A friend sent this about testing

We have a system of education based on standardized testing but standardized testing is a very poor way to measure what children know. This link comes from a retired science teacher friend and fellow box maker:
Whether you’re trying to measure proficiency or growth, standardized tests are not the answer.
I am ready for my third day of teaching at the Connecticut Valley School of Woodworking and am beginning to spell Connecticut without spell check. It's a state whose spelling gets a bit of getting used to. But just as I'm spelling Connecticut with greater certainty, human beings are constantly engaged in a process of applying certainty to uncertain things.

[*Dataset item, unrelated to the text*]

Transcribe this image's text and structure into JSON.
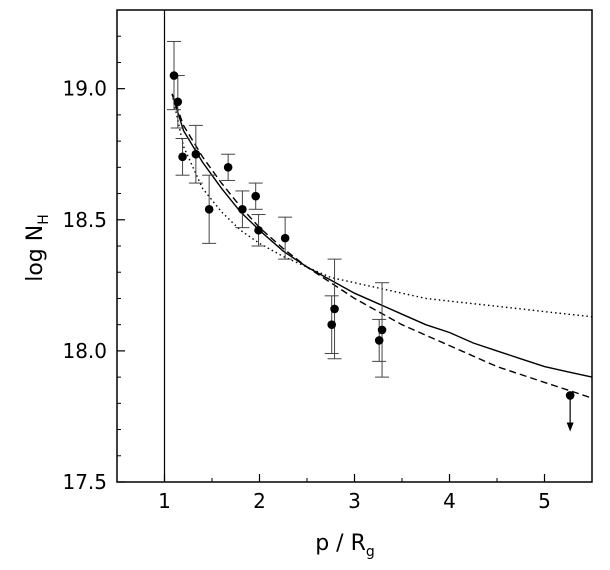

 My students have their first boxes hinged. Mistakes have been made. Lessons have been learned and we've been enjoying being together in a creative process. That should serve as a model for American education.

The following is from Charles H. Hamm, Mind and Hand, 1886:
It is the most astounding fact of history that education has been confined to abstractions. The schools have taught history, mathematics, language and literature and the sciences to the utter exclusion of the arts, not withstanding the obvious fact that it is through the arts alone that other branches of learning touch human life... In a word, public education stops at the exact point where it should begin to apply the theories it has imparted... At this point the school of mental and manual training combined--the Ideal School--begins; not only books but tools are put in to the hands of the pupil, with this injunction of Comenius; "Let those things that have to be done be learned by doing them."
Make, fix, create, and assist others in learning likewise.